On nous parle sans cesse des carlistes ; il est bien vrai qu’ils étaient près d’ici il y a huit jours ; mais il me semble que maintenant ils sont à plus de dix lieues, vers l’Èbre. À la moindre alarme, mes compagnons se mettent en prière ; ils appartiennent pourtant, trois du moins, à la haute société. Un Français n’oserait jamais prier, même en croyant à l’efficacité de la prière, de peur qu’on ne se moquât de lui. Ce qui me charme dans mes Espagnols, c’est l’absence complète de cette hypocrisie, qui n’abandonne jamais l’homme comme il faut de Paris. Les Espagnols sont tout à leur sensation actuelle. De là les folies qu’ils font par amour, et leur profond mépris pour la société française, basée sur des mariages conclus par des notaires.

Un Français voyageait dernièrement du côté de Valence ; il était porteur de quatre-vingts onces d’or (l’once vaut en ce pays-ci quatre-vingt-deux francs). Ce Français était bien coupable ; il avait, de plus, une chaîne d’or à sa montre et quelques bagues. Les autorités d’un village où il voulut passer la nuit l’ont fait accabler de coups de bâton ; quand il n’a plus pu se défendre, on lui a enlevé la chaîne, les onces, les bagues, et on l’a jeté en prison.

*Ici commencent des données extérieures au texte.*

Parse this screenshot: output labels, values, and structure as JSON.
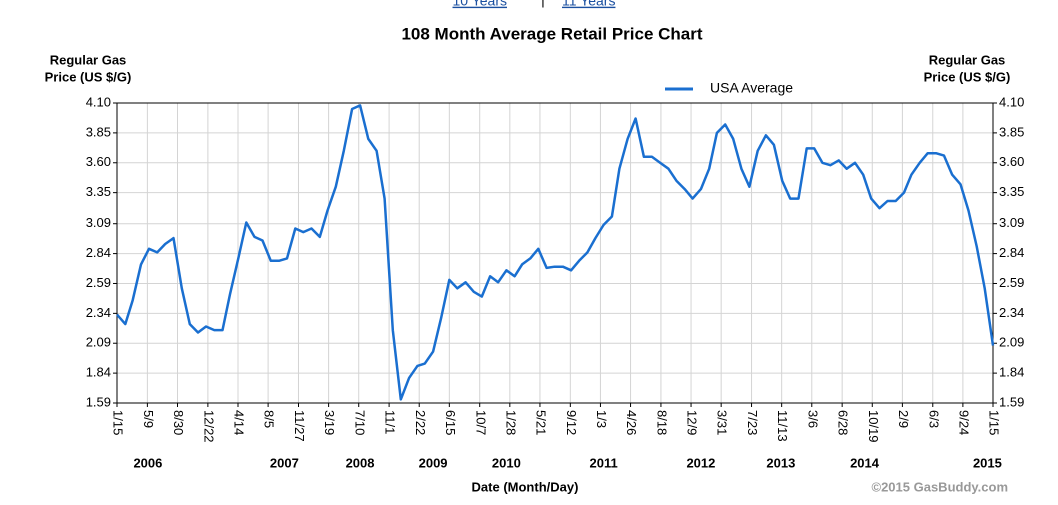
{
  "links": [
    "10 Years",
    "11 Years"
  ],
  "chart_data": {
    "type": "line",
    "title": "108 Month Average Retail Price Chart",
    "ylabel": [
      "Regular Gas",
      "Price (US $/G)"
    ],
    "y2label": [
      "Regular Gas",
      "Price (US $/G)"
    ],
    "xlabel": "Date (Month/Day)",
    "credit": "©2015 GasBuddy.com",
    "legend": "top",
    "grid": true,
    "ylim": [
      1.59,
      4.1
    ],
    "yticks": [
      1.59,
      1.84,
      2.09,
      2.34,
      2.59,
      2.84,
      3.09,
      3.35,
      {
        "value": 3.6,
        "label": "3.60"
      },
      3.85,
      {
        "value": 4.1,
        "label": "4.10"
      }
    ],
    "xlim": [
      "2006-01-15",
      "2015-01-15"
    ],
    "xticks": [
      {
        "value": "2006-01-15",
        "label": "1/15"
      },
      {
        "value": "2006-05-09",
        "label": "5/9"
      },
      {
        "value": "2006-08-30",
        "label": "8/30"
      },
      {
        "value": "2006-12-22",
        "label": "12/22"
      },
      {
        "value": "2007-04-14",
        "label": "4/14"
      },
      {
        "value": "2007-08-05",
        "label": "8/5"
      },
      {
        "value": "2007-11-27",
        "label": "11/27"
      },
      {
        "value": "2008-03-19",
        "label": "3/19"
      },
      {
        "value": "2008-07-10",
        "label": "7/10"
      },
      {
        "value": "2008-11-01",
        "label": "11/1"
      },
      {
        "value": "2009-02-22",
        "label": "2/22"
      },
      {
        "value": "2009-06-15",
        "label": "6/15"
      },
      {
        "value": "2009-10-07",
        "label": "10/7"
      },
      {
        "value": "2010-01-28",
        "label": "1/28"
      },
      {
        "value": "2010-05-21",
        "label": "5/21"
      },
      {
        "value": "2010-09-12",
        "label": "9/12"
      },
      {
        "value": "2011-01-03",
        "label": "1/3"
      },
      {
        "value": "2011-04-26",
        "label": "4/26"
      },
      {
        "value": "2011-08-18",
        "label": "8/18"
      },
      {
        "value": "2011-12-09",
        "label": "12/9"
      },
      {
        "value": "2012-03-31",
        "label": "3/31"
      },
      {
        "value": "2012-07-23",
        "label": "7/23"
      },
      {
        "value": "2012-11-13",
        "label": "11/13"
      },
      {
        "value": "2013-03-06",
        "label": "3/6"
      },
      {
        "value": "2013-06-28",
        "label": "6/28"
      },
      {
        "value": "2013-10-19",
        "label": "10/19"
      },
      {
        "value": "2014-02-09",
        "label": "2/9"
      },
      {
        "value": "2014-06-03",
        "label": "6/3"
      },
      {
        "value": "2014-09-24",
        "label": "9/24"
      },
      {
        "value": "2015-01-15",
        "label": "1/15"
      }
    ],
    "year_labels": [
      {
        "value": "2006-05-11",
        "label": "2006"
      },
      {
        "value": "2007-10-05",
        "label": "2007"
      },
      {
        "value": "2008-07-15",
        "label": "2008"
      },
      {
        "value": "2009-04-15",
        "label": "2009"
      },
      {
        "value": "2010-01-15",
        "label": "2010"
      },
      {
        "value": "2011-01-15",
        "label": "2011"
      },
      {
        "value": "2012-01-15",
        "label": "2012"
      },
      {
        "value": "2012-11-10",
        "label": "2013"
      },
      {
        "value": "2013-09-20",
        "label": "2014"
      },
      {
        "value": "2014-12-25",
        "label": "2015"
      }
    ],
    "x": [
      "2006-01-15",
      "2006-02-15",
      "2006-03-15",
      "2006-04-15",
      "2006-05-15",
      "2006-06-15",
      "2006-07-15",
      "2006-08-15",
      "2006-09-15",
      "2006-10-15",
      "2006-11-15",
      "2006-12-15",
      "2007-01-15",
      "2007-02-15",
      "2007-03-15",
      "2007-04-15",
      "2007-05-15",
      "2007-06-15",
      "2007-07-15",
      "2007-08-15",
      "2007-09-15",
      "2007-10-15",
      "2007-11-15",
      "2007-12-15",
      "2008-01-15",
      "2008-02-15",
      "2008-03-15",
      "2008-04-15",
      "2008-05-15",
      "2008-06-15",
      "2008-07-15",
      "2008-08-15",
      "2008-09-15",
      "2008-10-15",
      "2008-11-15",
      "2008-12-15",
      "2009-01-15",
      "2009-02-15",
      "2009-03-15",
      "2009-04-15",
      "2009-05-15",
      "2009-06-15",
      "2009-07-15",
      "2009-08-15",
      "2009-09-15",
      "2009-10-15",
      "2009-11-15",
      "2009-12-15",
      "2010-01-15",
      "2010-02-15",
      "2010-03-15",
      "2010-04-15",
      "2010-05-15",
      "2010-06-15",
      "2010-07-15",
      "2010-08-15",
      "2010-09-15",
      "2010-10-15",
      "2010-11-15",
      "2010-12-15",
      "2011-01-15",
      "2011-02-15",
      "2011-03-15",
      "2011-04-15",
      "2011-05-15",
      "2011-06-15",
      "2011-07-15",
      "2011-08-15",
      "2011-09-15",
      "2011-10-15",
      "2011-11-15",
      "2011-12-15",
      "2012-01-15",
      "2012-02-15",
      "2012-03-15",
      "2012-04-15",
      "2012-05-15",
      "2012-06-15",
      "2012-07-15",
      "2012-08-15",
      "2012-09-15",
      "2012-10-15",
      "2012-11-15",
      "2012-12-15",
      "2013-01-15",
      "2013-02-15",
      "2013-03-15",
      "2013-04-15",
      "2013-05-15",
      "2013-06-15",
      "2013-07-15",
      "2013-08-15",
      "2013-09-15",
      "2013-10-15",
      "2013-11-15",
      "2013-12-15",
      "2014-01-15",
      "2014-02-15",
      "2014-03-15",
      "2014-04-15",
      "2014-05-15",
      "2014-06-15",
      "2014-07-15",
      "2014-08-15",
      "2014-09-15",
      "2014-10-15",
      "2014-11-15",
      "2014-12-15",
      "2015-01-15"
    ],
    "series": [
      {
        "name": "USA Average",
        "color": "#1a6fd0",
        "values": [
          2.33,
          2.25,
          2.45,
          2.75,
          2.88,
          2.85,
          2.92,
          2.97,
          2.55,
          2.25,
          2.18,
          2.23,
          2.2,
          2.2,
          2.5,
          2.8,
          3.1,
          2.98,
          2.95,
          2.78,
          2.78,
          2.8,
          3.05,
          3.02,
          3.05,
          2.98,
          3.2,
          3.4,
          3.7,
          4.05,
          4.08,
          3.8,
          3.7,
          3.3,
          2.2,
          1.62,
          1.8,
          1.9,
          1.92,
          2.02,
          2.3,
          2.62,
          2.55,
          2.6,
          2.52,
          2.48,
          2.65,
          2.6,
          2.7,
          2.65,
          2.75,
          2.8,
          2.88,
          2.72,
          2.73,
          2.73,
          2.7,
          2.78,
          2.85,
          2.97,
          3.08,
          3.15,
          3.55,
          3.8,
          3.97,
          3.65,
          3.65,
          3.6,
          3.55,
          3.45,
          3.38,
          3.3,
          3.38,
          3.55,
          3.85,
          3.92,
          3.8,
          3.55,
          3.4,
          3.7,
          3.83,
          3.75,
          3.45,
          3.3,
          3.3,
          3.72,
          3.72,
          3.6,
          3.58,
          3.62,
          3.55,
          3.6,
          3.5,
          3.3,
          3.22,
          3.28,
          3.28,
          3.35,
          3.5,
          3.6,
          3.68,
          3.68,
          3.66,
          3.5,
          3.42,
          3.2,
          2.9,
          2.55,
          2.07
        ]
      }
    ]
  }
}
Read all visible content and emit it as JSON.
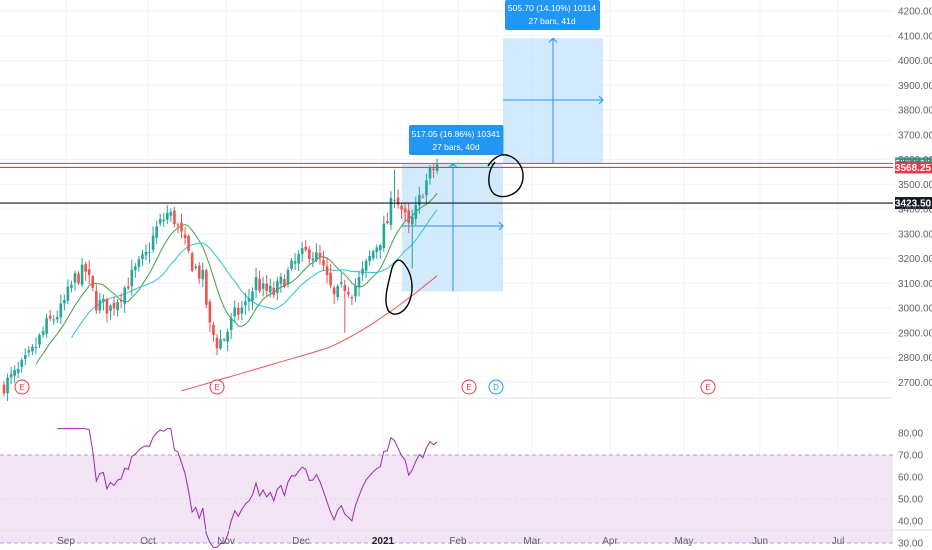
{
  "chart_data": {
    "type": "candlestick",
    "price_axis": {
      "range": [
        2640,
        4260
      ],
      "ticks": [
        "4200.00",
        "4100.00",
        "4000.00",
        "3900.00",
        "3800.00",
        "3700.00",
        "3600.00",
        "3500.00",
        "3400.00",
        "3300.00",
        "3200.00",
        "3100.00",
        "3000.00",
        "2900.00",
        "2800.00",
        "2700.00"
      ]
    },
    "rsi_axis": {
      "range": [
        25,
        85
      ],
      "ticks": [
        "80.00",
        "70.00",
        "60.00",
        "50.00",
        "40.00",
        "30.00"
      ],
      "band": [
        30,
        70
      ]
    },
    "time_axis": {
      "labels": [
        "Sep",
        "Oct",
        "Nov",
        "Dec",
        "2021",
        "Feb",
        "Mar",
        "Apr",
        "May",
        "Jun",
        "Jul"
      ],
      "bold_label": "2021"
    },
    "price_levels": [
      {
        "label": "3584.00",
        "value": 3584,
        "color": "#26a69a"
      },
      {
        "label": "3568.25",
        "value": 3568,
        "color": "#f23645"
      },
      {
        "label": "3423.50",
        "value": 3424,
        "color": "#131722"
      }
    ],
    "measure_boxes": [
      {
        "line1": "517.05 (16.86%) 10341",
        "line2": "27 bars, 40d",
        "from": 3067,
        "to": 3584
      },
      {
        "line1": "505.70 (14.10%) 10114",
        "line2": "27 bars, 41d",
        "from": 3584,
        "to": 4090
      }
    ],
    "events": [
      {
        "label": "E",
        "color": "#f23645"
      },
      {
        "label": "E",
        "color": "#f23645"
      },
      {
        "label": "E",
        "color": "#f23645"
      },
      {
        "label": "D",
        "color": "#2196f3"
      },
      {
        "label": "E",
        "color": "#f23645"
      }
    ],
    "colors": {
      "up": "#26a69a",
      "down": "#ef5350",
      "ma_fast": "#43a047",
      "ma_mid": "#26c6da",
      "ma_slow": "#ef5350",
      "rsi": "#9c27b0",
      "rsi_band": "#f3e5f5",
      "measure_fill": "#bbdefb",
      "measure_line": "#2196f3"
    }
  }
}
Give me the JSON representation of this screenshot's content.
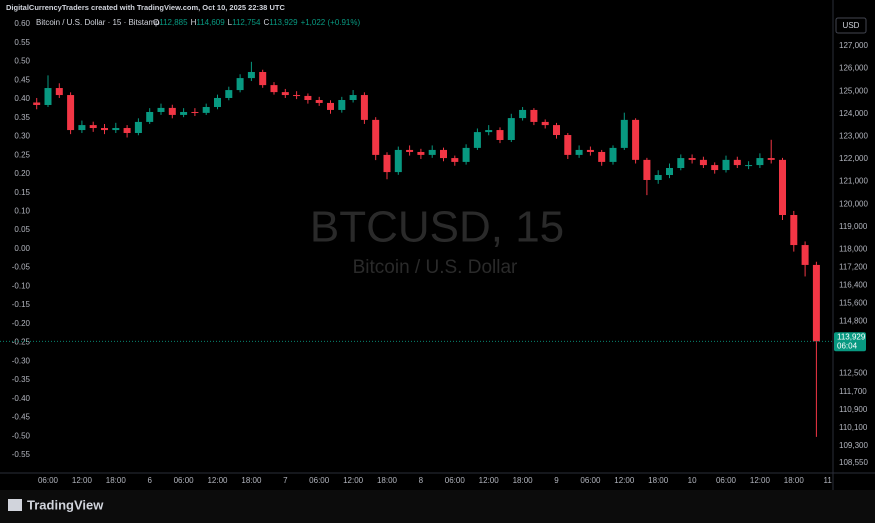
{
  "header": {
    "attribution": "DigitalCurrencyTraders created with TradingView.com, Oct 10, 2025 22:38 UTC"
  },
  "chart_data": {
    "type": "candlestick",
    "symbol_line": "Bitcoin / U.S. Dollar · 15 · Bitstamp",
    "ohlc": [
      {
        "key": "O",
        "value": "112,885"
      },
      {
        "key": "H",
        "value": "114,609"
      },
      {
        "key": "L",
        "value": "112,754"
      },
      {
        "key": "C",
        "value": "113,929"
      }
    ],
    "change": "+1,022 (+0.91%)",
    "watermark": "BTCUSD, 15",
    "watermark_subtitle": "Bitcoin / U.S. Dollar",
    "currency": "USD",
    "up_color": "#089981",
    "down_color": "#f23645",
    "categories": [
      null,
      "06:00",
      null,
      null,
      "12:00",
      null,
      null,
      "18:00",
      null,
      null,
      "6",
      null,
      null,
      "06:00",
      null,
      null,
      "12:00",
      null,
      null,
      "18:00",
      null,
      null,
      "7",
      null,
      null,
      "06:00",
      null,
      null,
      "12:00",
      null,
      null,
      "18:00",
      null,
      null,
      "8",
      null,
      null,
      "06:00",
      null,
      null,
      "12:00",
      null,
      null,
      "18:00",
      null,
      null,
      "9",
      null,
      null,
      "06:00",
      null,
      null,
      "12:00",
      null,
      null,
      "18:00",
      null,
      null,
      "10",
      null,
      null,
      "06:00",
      null,
      null,
      "12:00",
      null,
      null,
      "18:00",
      null,
      null,
      "11"
    ],
    "open": [
      124500,
      124390,
      125140,
      124830,
      123280,
      123500,
      123370,
      123280,
      123370,
      123150,
      123640,
      124080,
      124260,
      123950,
      124080,
      124040,
      124300,
      124700,
      125050,
      125580,
      125850,
      125270,
      124960,
      124830,
      124790,
      124610,
      124480,
      124170,
      124610,
      124830,
      123730,
      122180,
      121420,
      122400,
      122310,
      122180,
      122400,
      122040,
      121870,
      122490,
      123190,
      123280,
      122840,
      123810,
      124170,
      123640,
      123500,
      123060,
      122180,
      122400,
      122310,
      121870,
      122490,
      123730,
      121960,
      121070,
      121290,
      121600,
      122040,
      121960,
      121730,
      121510,
      121960,
      121730,
      121730,
      122040,
      121960,
      119520,
      118190,
      117310,
      null
    ],
    "high": [
      124700,
      125700,
      125350,
      124950,
      123700,
      123650,
      123550,
      123600,
      123500,
      123800,
      124250,
      124450,
      124400,
      124250,
      124250,
      124450,
      124850,
      125200,
      125750,
      126300,
      125950,
      125400,
      125100,
      125000,
      124900,
      124750,
      124600,
      124750,
      125050,
      124950,
      123850,
      122300,
      122550,
      122600,
      122450,
      122600,
      122500,
      122150,
      122650,
      123350,
      123500,
      123400,
      124000,
      124300,
      124250,
      123750,
      123600,
      123150,
      122600,
      122550,
      122400,
      122600,
      124050,
      123800,
      122050,
      121500,
      121800,
      122200,
      122200,
      122100,
      121850,
      122150,
      122100,
      121900,
      122250,
      122850,
      122050,
      119700,
      118350,
      117450,
      null
    ],
    "low": [
      124200,
      124300,
      124700,
      123100,
      123150,
      123200,
      123100,
      123150,
      122950,
      123050,
      123550,
      123950,
      123800,
      123850,
      123900,
      123950,
      124200,
      124600,
      124950,
      125450,
      125150,
      124850,
      124700,
      124650,
      124450,
      124350,
      124000,
      124050,
      124500,
      123550,
      121950,
      121100,
      121300,
      122150,
      122000,
      122050,
      121900,
      121700,
      121750,
      122400,
      123050,
      122700,
      122750,
      123700,
      123500,
      123350,
      122900,
      122000,
      122050,
      122150,
      121700,
      121750,
      122400,
      121800,
      120400,
      120900,
      121150,
      121500,
      121800,
      121600,
      121350,
      121400,
      121600,
      121550,
      121600,
      121800,
      119300,
      117900,
      116800,
      109700,
      null
    ],
    "close": [
      124390,
      125140,
      124830,
      123280,
      123500,
      123370,
      123280,
      123370,
      123150,
      123640,
      124080,
      124260,
      123950,
      124080,
      124040,
      124300,
      124700,
      125050,
      125580,
      125850,
      125270,
      124960,
      124830,
      124790,
      124610,
      124480,
      124170,
      124610,
      124830,
      123730,
      122180,
      121420,
      122400,
      122310,
      122180,
      122400,
      122040,
      121870,
      122490,
      123190,
      123280,
      122840,
      123810,
      124170,
      123640,
      123500,
      123060,
      122180,
      122400,
      122310,
      121870,
      122490,
      123730,
      121960,
      121070,
      121290,
      121600,
      122040,
      121960,
      121730,
      121510,
      121960,
      121730,
      121730,
      122040,
      121960,
      119520,
      118190,
      117310,
      113929,
      null
    ],
    "ylim": [
      108100,
      128240
    ],
    "yticks": [
      {
        "value": 127000,
        "label": "127,000"
      },
      {
        "value": 126000,
        "label": "126,000"
      },
      {
        "value": 125000,
        "label": "125,000"
      },
      {
        "value": 124000,
        "label": "124,000"
      },
      {
        "value": 123000,
        "label": "123,000"
      },
      {
        "value": 122000,
        "label": "122,000"
      },
      {
        "value": 121000,
        "label": "121,000"
      },
      {
        "value": 120000,
        "label": "120,000"
      },
      {
        "value": 119000,
        "label": "119,000"
      },
      {
        "value": 118000,
        "label": "118,000"
      },
      {
        "value": 117200,
        "label": "117,200"
      },
      {
        "value": 116400,
        "label": "116,400"
      },
      {
        "value": 115600,
        "label": "115,600"
      },
      {
        "value": 114800,
        "label": "114,800"
      },
      {
        "value": 112500,
        "label": "112,500"
      },
      {
        "value": 111700,
        "label": "111,700"
      },
      {
        "value": 110900,
        "label": "110,900"
      },
      {
        "value": 110100,
        "label": "110,100"
      },
      {
        "value": 109300,
        "label": "109,300"
      },
      {
        "value": 108550,
        "label": "108,550"
      }
    ],
    "y2lim": [
      -0.598,
      0.616
    ],
    "y2ticks": [
      {
        "value": 0.6,
        "label": "0.60"
      },
      0.55,
      {
        "value": 0.5,
        "label": "0.50"
      },
      0.45,
      {
        "value": 0.4,
        "label": "0.40"
      },
      0.35,
      {
        "value": 0.3,
        "label": "0.30"
      },
      0.25,
      {
        "value": 0.2,
        "label": "0.20"
      },
      0.15,
      {
        "value": 0.1,
        "label": "0.10"
      },
      0.05,
      {
        "value": 0,
        "label": "0.00"
      },
      -0.05,
      {
        "value": -0.1,
        "label": "-0.10"
      },
      -0.15,
      {
        "value": -0.2,
        "label": "-0.20"
      },
      -0.25,
      {
        "value": -0.3,
        "label": "-0.30"
      },
      -0.35,
      {
        "value": -0.4,
        "label": "-0.40"
      },
      -0.45,
      {
        "value": -0.5,
        "label": "-0.50"
      },
      -0.55
    ],
    "last_price": {
      "value": 113929,
      "label": "113,929"
    },
    "countdown": "06:04",
    "grid": false
  },
  "footer": {
    "brand": "TradingView"
  }
}
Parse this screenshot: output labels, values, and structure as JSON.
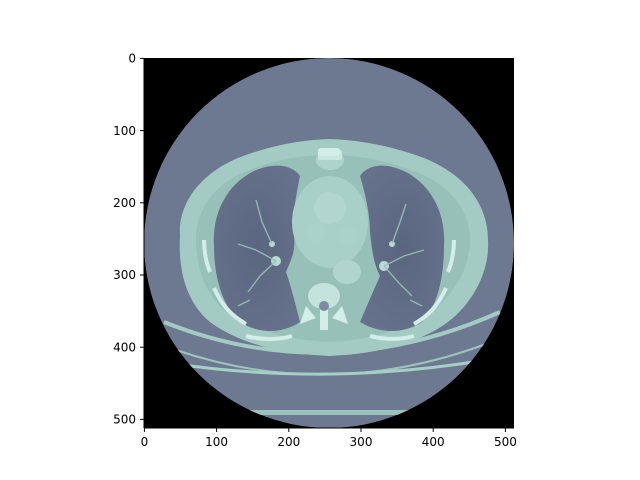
{
  "figure": {
    "x_ticks": [
      "0",
      "100",
      "200",
      "300",
      "400",
      "500"
    ],
    "y_ticks": [
      "0",
      "100",
      "200",
      "300",
      "400",
      "500"
    ],
    "x_tick_values": [
      0,
      100,
      200,
      300,
      400,
      500
    ],
    "y_tick_values": [
      0,
      100,
      200,
      300,
      400,
      500
    ],
    "x_range": [
      0,
      512
    ],
    "y_range": [
      0,
      512
    ],
    "image_content": "axial-chest-ct-slice",
    "colors": {
      "background_outside_fov": "#000000",
      "fov_soft_tissue": "#6d7891",
      "body_tissue": "#a3cbc4",
      "lung": "#5e6a86",
      "bone": "#d3ede8",
      "axes": "#000000"
    }
  }
}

Au bout de neuf jours, voyant qu’il ne mourait point, on l’a poussé hors de la prison, et il a été obligé de mendier pour arriver jusqu’à Valence.

Le consul de France a été indigné ; il s’est hâté d’écrire à son ambassadeur, lequel a écrit au gouvernement de la reine, qui a ordonné une enquête. Les autorités du village, les magistrats chargés de cette enquête ont déclaré que le Français était un carliste ; la vérité leur était bien connue ; mais ils ont considéré que l’alcade du village et ses adjoints, qui avaient dévalisé le Français, seraient déshonorés si la vérité était connue.